Remember how we were told that Saddam Hussain had been supplied with weapons by the US and UK when it served our purpose to keep him in power, only later to discover that nearly all of the arms recovered after the war were from Russia and France? Well another myth has been exposed.

Call it the 'war for oil' fallacy.

According to Reuters the US oil majors were largely absent from an Iraqi auction of oil deals snapped up instead by Russian, Chinese and other firms.

The Oil Ministry on Saturday ended its second bidding round after awarding seven of the oilfields offered for development, adding to deals from a first auction in June that could together take Iraq up to a capacity to pump 12 million barrels per day.

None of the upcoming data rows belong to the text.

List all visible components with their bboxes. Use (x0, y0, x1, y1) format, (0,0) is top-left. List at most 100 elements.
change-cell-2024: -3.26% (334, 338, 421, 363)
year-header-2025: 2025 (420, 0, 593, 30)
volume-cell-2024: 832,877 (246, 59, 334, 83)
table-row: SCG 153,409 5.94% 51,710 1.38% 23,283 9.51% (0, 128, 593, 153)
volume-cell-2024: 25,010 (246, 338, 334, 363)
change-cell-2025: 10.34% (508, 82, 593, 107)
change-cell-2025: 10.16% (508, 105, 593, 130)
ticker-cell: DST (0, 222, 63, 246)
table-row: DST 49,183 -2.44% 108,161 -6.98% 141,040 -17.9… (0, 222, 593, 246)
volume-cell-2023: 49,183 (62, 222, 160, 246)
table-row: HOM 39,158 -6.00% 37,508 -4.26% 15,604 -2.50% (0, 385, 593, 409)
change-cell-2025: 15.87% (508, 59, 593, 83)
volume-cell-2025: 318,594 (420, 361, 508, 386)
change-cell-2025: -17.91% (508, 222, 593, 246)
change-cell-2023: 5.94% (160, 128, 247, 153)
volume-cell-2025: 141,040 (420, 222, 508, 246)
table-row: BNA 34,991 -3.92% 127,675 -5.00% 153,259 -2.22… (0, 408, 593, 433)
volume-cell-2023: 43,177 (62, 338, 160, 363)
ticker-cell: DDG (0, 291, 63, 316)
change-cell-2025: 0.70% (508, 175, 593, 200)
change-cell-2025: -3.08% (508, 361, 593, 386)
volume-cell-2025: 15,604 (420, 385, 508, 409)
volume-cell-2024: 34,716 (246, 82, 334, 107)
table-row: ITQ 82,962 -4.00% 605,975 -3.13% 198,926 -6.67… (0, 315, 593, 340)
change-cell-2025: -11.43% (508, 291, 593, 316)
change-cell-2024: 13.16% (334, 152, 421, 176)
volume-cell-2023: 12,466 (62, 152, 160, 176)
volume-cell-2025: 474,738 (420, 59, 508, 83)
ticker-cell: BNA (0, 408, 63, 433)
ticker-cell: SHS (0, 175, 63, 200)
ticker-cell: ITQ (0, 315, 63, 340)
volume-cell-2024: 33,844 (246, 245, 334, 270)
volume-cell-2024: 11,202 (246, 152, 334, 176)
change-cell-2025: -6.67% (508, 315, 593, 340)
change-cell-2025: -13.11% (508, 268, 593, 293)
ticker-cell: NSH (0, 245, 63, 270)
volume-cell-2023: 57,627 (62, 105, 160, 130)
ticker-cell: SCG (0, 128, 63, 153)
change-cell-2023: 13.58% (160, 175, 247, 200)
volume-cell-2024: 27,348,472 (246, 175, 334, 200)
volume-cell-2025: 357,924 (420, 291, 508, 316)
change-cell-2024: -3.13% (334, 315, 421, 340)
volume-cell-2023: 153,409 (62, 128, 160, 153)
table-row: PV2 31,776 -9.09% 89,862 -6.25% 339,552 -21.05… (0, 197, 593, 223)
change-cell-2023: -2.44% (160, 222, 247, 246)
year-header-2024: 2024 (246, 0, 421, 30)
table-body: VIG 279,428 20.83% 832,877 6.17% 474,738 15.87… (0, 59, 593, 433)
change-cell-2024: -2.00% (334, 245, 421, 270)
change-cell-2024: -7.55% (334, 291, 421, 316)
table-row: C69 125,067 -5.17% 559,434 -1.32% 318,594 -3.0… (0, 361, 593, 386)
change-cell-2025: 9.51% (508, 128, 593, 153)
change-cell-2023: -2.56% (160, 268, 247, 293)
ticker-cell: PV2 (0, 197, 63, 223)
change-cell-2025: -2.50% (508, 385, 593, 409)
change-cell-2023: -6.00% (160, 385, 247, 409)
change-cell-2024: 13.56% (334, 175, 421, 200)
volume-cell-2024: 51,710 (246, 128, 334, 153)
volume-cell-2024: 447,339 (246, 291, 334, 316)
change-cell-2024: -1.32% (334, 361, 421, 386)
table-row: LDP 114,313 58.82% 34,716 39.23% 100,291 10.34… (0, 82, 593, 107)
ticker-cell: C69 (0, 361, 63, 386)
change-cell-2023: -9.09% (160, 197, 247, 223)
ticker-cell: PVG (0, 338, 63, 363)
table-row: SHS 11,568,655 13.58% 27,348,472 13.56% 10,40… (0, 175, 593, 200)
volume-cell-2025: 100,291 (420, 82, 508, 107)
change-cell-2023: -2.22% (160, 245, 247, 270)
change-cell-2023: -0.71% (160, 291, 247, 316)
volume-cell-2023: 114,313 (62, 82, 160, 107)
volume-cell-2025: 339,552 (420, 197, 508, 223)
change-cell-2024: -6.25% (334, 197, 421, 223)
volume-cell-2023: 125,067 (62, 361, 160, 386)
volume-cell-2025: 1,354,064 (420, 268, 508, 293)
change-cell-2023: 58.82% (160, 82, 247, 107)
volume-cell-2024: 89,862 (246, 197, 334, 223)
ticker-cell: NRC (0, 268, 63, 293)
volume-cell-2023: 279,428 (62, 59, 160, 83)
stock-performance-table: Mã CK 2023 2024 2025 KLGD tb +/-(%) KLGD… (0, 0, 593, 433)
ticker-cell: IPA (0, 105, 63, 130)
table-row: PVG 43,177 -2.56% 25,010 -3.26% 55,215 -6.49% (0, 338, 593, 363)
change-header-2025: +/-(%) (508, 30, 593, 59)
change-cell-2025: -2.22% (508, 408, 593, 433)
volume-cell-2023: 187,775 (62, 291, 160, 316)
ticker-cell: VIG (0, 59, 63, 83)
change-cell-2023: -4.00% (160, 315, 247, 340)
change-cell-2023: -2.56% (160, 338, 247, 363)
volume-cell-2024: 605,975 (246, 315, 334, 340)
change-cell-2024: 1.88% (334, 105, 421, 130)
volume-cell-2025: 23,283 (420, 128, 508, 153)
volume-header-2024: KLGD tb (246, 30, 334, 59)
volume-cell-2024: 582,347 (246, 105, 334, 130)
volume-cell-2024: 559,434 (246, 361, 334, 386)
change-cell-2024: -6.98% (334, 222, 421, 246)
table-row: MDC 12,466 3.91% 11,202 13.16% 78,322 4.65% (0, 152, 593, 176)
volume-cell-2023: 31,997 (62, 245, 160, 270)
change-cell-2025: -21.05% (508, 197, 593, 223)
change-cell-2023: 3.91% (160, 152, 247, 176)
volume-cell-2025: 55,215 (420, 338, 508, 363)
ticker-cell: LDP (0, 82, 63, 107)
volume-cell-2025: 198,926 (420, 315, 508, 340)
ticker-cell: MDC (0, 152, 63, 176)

[...]Russia's Lukoil on Saturday clinched a deal to develop Iraq's supergiant West Qurna Phase Two oilfield after having failed to convince Iraq to bypass the auction and revive an old Saddam Hussein-era deal for the field.

[...]Only one U.S. firm bid in the second round, and of the four fields bid on by U.S. firms in the first round, only Exxon Mobil won a major prize, leading a group to clinch a deal for the supergiant West Qurna Phase One field.

U.S.-based Occidental came away with a quarter stake in a consortium that won a contract for the giant Zubair field.

By contrast, Chinese state oil firms were involved in every first round bid and made a strong showing in the second.

[...]"We haven't really seen U.S. companies, and that is because of intense competition ... The issue is financial and technical and not at all political. This confirms Iraq can manage its oil policy and activities without politicization," said Thamir Ghadhban, a prime ministerial advisor and former oil minister.

As Robin Simcox reflects: "So while the US barely figured, Russia and China - both of who(m) voted against the war - are now both (as they have every right) making finanical gains from the overthrow of Saddam Hussein. However such facts rarely do much to puncture the depressingly prevalent idea that Saddam was overthrown by the US and UK due to an insatiable thirst for oil and financial gain. This blatant misreading of the facts seem to be increasingly accepted wisdom, and it is hard to see what Blair can say at the inquiry to change this."

Is war possible?

According to Professor Philip Allott writing in today's Times:

Wars should be preceded and accompanied by intense public debate about all aspects - strategic, moral, political, social, economic, legal.

Has there ever been such a war? Could there ever be?

Monday, January 25, 2010

Big Questions

 At the end of Chapter 1 of Celia Green's book The Human Evasion are some fiercely searching questions I seem never seriously to have asked before:

"The questions which remain are these. Are people, in fact, matters of ultimate concern to other people? And still more, can they be sources of "ultimate solution" to them? If they are not, what psychological force is at work to ensure that these questions are so seldom asked? Why, if you ask a question about man and the universe, are you given an answer about "man in society"?

Tuesday, January 19, 2010

Iraq War Inquiry Derangement Syndrome

That's what Melanie Phillips calls it.

She concludes:

"we all know beyond a shadow of a doubt, Blair secretly committed Britain to an illegal war on which he lied to the British public – and unless the inquiry concludes as such, its members will be consigned along with him to the first circle of hell.

"Verdict first, evidence nowhere."

Tuesday, January 12, 2010

Valentine

The patron saint of making sad, lonely, ugly people feel like crap.

(My last quote "Chequered" was, I think, original i.e. I made it up. This one I definitely heard somewhere.)

Chequered

The best thing I can say about my chequered past is that it exactly matches my chequered present.

Friday, January 08, 2010

Sounds unfamiliar

Labour MP David Anderson speaking in the debate on the Queen's Speech:

"I hope that John Chilcot asks people such as Bayan Rahman to give evidence. I hope that he asks Hangar Khan, from the regional trade union movement, and Abdullah Muhsin, who was exiled in the 1980s and became the international representative of the trade union movement, to give evidence too. They will say clearly what Bayan has said to me: "Some people seem to have forgotten the brutal reality of his long years of repression. Saddam conducted a campaign of genocide against the Kurds. His forces used chemical weapons to kill men, women and children including 5,000 people who were killed in an attack on the city of Halabja in 1988. They murdered innocent people including thousands of boys and men from the Barzan area who disappeared in 1983," never to be seen again, "and whose mass graves are being found today."

"Saddam's forces also "razed 4,500 villages to the ground, destroying" the agricultural heartland of Iraq. The suffering in other parts of Iraq was the same. The key question that people ask me when I am over there is not "Why did you come here in 2003?" but "Why didn't you come here in 1983? We might have had a very different way of life."